Operationally, this was a decent year. The portfolio generated 844GWh of electricity, up from 830GWh, and came in 2.0% above budget. Irradiation was 6.7% ahead of budget, which helped.
The portfolio now has 99 operating assets and 838MW of installed capacity, down from 937MW, largely because of disposals. That means lower scale, but not necessarily lower quality.
One standout is Camilla, NESF’s 50MW one-hour standalone battery asset. The company says it remained among the top-earning assets of its class on the GB grid, delivered 98% availability, and recorded a state of health of 54MWh versus a warranted level of 43MWh. That is a strong operational datapoint for the battery side of the strategy.
NESF also points to future value creation from life extensions, repowering and hybridisation. Repowering means upgrading older assets to improve output and extend useful life, while hybridisation usually means combining solar with storage on the same site. Management believes these initiatives could create c.£60m to c.£100m of additional value over time.
There are a few quieter positives in this results statement. Investment management fee changes saved £0.6m over the year, while a reduction in operating asset management fees added 1.3p to NAV and £7.4m in value.
Revenue visibility also looks fairly solid in the near term. For FY26/27, c.88% of forecast total revenue is fixed, including 58% fixed subsidised revenue and 30% hedged PPA revenue. A PPA, or power purchase agreement, is a contract to sell electricity at agreed prices.
Policy changes are mixed. The removal of Carbon Price Support from April 2028 could reduce NAV at 30 June 2026 by 0.0p to 0.8p per share, with the adviser expecting the impact towards the lower end. Changes to the Electricity Generator Levy are not expected to affect the company based on current hedge levels.

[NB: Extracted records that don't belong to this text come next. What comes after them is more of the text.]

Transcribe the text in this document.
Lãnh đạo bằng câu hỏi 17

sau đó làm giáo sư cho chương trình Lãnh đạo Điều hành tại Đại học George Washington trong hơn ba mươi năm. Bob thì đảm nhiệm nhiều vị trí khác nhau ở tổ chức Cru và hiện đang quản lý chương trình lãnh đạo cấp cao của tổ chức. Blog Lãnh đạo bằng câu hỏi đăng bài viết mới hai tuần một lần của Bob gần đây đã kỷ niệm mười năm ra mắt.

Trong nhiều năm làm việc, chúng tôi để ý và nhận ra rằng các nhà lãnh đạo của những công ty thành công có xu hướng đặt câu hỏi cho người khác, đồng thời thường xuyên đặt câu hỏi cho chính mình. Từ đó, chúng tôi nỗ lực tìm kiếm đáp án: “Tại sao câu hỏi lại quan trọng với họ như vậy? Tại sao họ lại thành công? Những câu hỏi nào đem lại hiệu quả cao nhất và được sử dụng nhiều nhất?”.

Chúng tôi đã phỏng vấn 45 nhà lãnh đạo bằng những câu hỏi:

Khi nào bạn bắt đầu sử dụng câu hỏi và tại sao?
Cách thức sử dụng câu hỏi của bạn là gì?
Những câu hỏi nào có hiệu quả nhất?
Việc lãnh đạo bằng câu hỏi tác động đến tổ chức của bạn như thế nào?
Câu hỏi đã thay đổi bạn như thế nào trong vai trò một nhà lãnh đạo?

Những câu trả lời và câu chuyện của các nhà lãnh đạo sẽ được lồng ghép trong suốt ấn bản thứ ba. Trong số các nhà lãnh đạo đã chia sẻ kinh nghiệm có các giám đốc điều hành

Shareholders will again be asked to vote on the continuation of the company at the AGM. The board is unanimous in recommending a vote against discontinuation.
That makes sense to me. A forced sale of assets in a weak market rarely ends well, especially when management is trying to prove that disposals can be done profitably and close to NAV. If shareholders voted to wind the company up now, there is a real risk of value being destroyed rather than unlocked.
This results announcement is a mixed bag, but the central message is honest enough. NESF is no longer pretending it can keep paying the old dividend while also fixing the balance sheet.
Positives: the assets are generating cash, the dividend was covered, battery performance looks good, costs are being cut, and debt is starting to come down. Negatives: NAV has fallen hard, the dividend guidance is much lower, gearing is still too high, and the turnaround depends on successful asset sales.
For existing shareholders, this is a patience test. The investment case now rests less on near-term income and more on whether management can reduce debt, stabilise NAV and eventually narrow the discount.
For potential investors, the big question is whether the market has become too pessimistic. NESF clearly thinks so. The next few disposal prices and the pace of deleveraging will tell us whether that confidence is justified.